Elle hocha la tête, ne sachant trop que dire.
- Voir sa mère partir... Si jeune... C'est pas juste. Ca me rappelle des sales souvenirs, tu sais, finit-il par lâcher.
- Mickaël m'a raconté, oui... Je sais. On sera là, Sam, nous aussi.
- Vous êtes déjà là, Maureen, ça fait vraiment du bien. Merci.
Elle baissa la tête, regarda un peu de neige glacée et à demi-fondue, au-dessus d'une bouche d'égout.
- Allez, rentrons, fit-il. Si t'attrapes un rhume, Micky, il va me tuer...
Le soir
S'ils avaient tous les six dîné au pub après la partie de bowling, ils ne s'étaient pas attardés. William avait prévu de prendre la route pour retourner sur Callander le lendemain matin, et il comptait partir plus tôt que d'habitude pour avoir un peu de marge en cas de difficultés de circulation. Sam et Jenn partiraient assez tôt eux aussi pour Fort William. Ils déposèrent Mickaël et Maureen sur le chemin du retour.
Quand ils furent tous les deux, chez lui, Mickaël se dirigea d'emblée vers le placard des whiskys. Maureen n'en fut nullement étonnée : elle le sentait très soucieux pour Jenn - et pour Sam. Il sortit un whisky de Tobermory, de vingt ans d'âge. Il était d'une couleur assez claire, mais il ne fallait pas s'y fier : c'est un whisky racé, légèrement iodé comme la plupart des whiskys des îles, et parfumé.
Maureen déclina la proposition de Mickaël d'en boire, accepta cependant un petit verre de Dalwhinnie. Pour la première fois, elle ressentait elle aussi le besoin d'un peu d'alcool. Mickaël les servit, lui coupa son verre avec de l'eau et s'assit à ses côtés. Elle vint aussitôt se blottir contre lui et l'enlacer, laissant son verre sur la table alors que Mickaël avait pris le sien et faisait lentement tourner le whisky.
- Sam m'a parlé un peu tout à l'heure, dit Maureen.
- Je m'en doutais. Quand je t'ai vue le suivre... Comment est-il ?
- Pas bien, répondit Maureen. Très soucieux, très inquiet... Et pas très confiant en lui.
- Cela ne m'étonne pas, soupira Mickaël. Ca fait remonter plein de souvenirs douloureux pour lui.
- Il me l'a dit, oui.
- Il a évoqué sa mère avec toi ? demanda Mickaël.

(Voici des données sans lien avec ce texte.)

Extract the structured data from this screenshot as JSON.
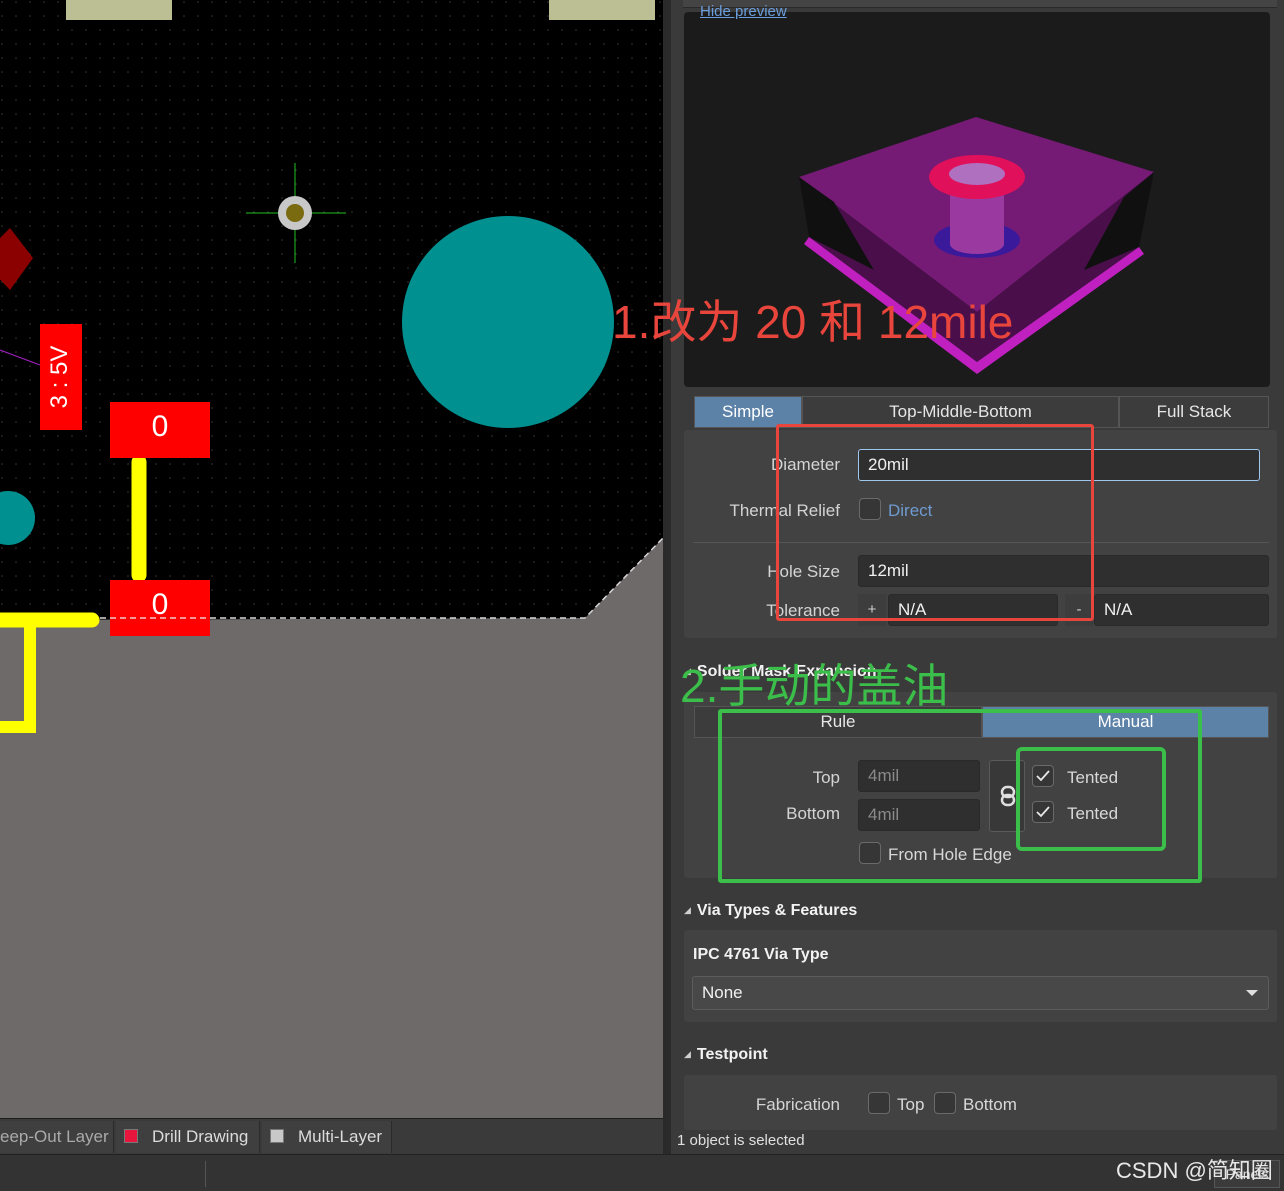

Il n'était pas surpris, voulait juste se faire préciser les choses.
- Oui... Oh, très vaguement. Il m'a juste que dit que ça lui rappelait des souvenirs douloureux, mais pas plus.
- C'est déjà beaucoup de la part de Sam, dit-il.
Maureen sourit tristement :
- Oui, je l'ai bien compris. Je lui ai rappelé qu'on était là et qu'il ne fallait pas qu'ils se soucient pour la voiture ou ce genre de choses. Mais je lui ai surtout dit que j'avais confiance en lui et qu'il saurait aider Jenn et son père.
- Je suis certain que cela lui aura fait du bien de l'entendre. Et que ce soit toi qui le lui dises...
- J'ai dit la vérité, fit Maureen. J'ai dit ce que je pensais vraiment.
- Je sais, lui sourit-il en la serrant un peu plus contre lui. Willy et moi, on l'a dit aussi... Sauf que nous, on est ses amis, et qu'il va penser qu'on dit ça juste pour le consoler.
Maureen hocha simplement la tête, puis se redressa et prit son verre. Elle fit tourner elle aussi lentement le liquide clair, en portant son nez au-dessus. Ils dégustèrent en silence, perdus l'un et l'autre dans leurs pensées.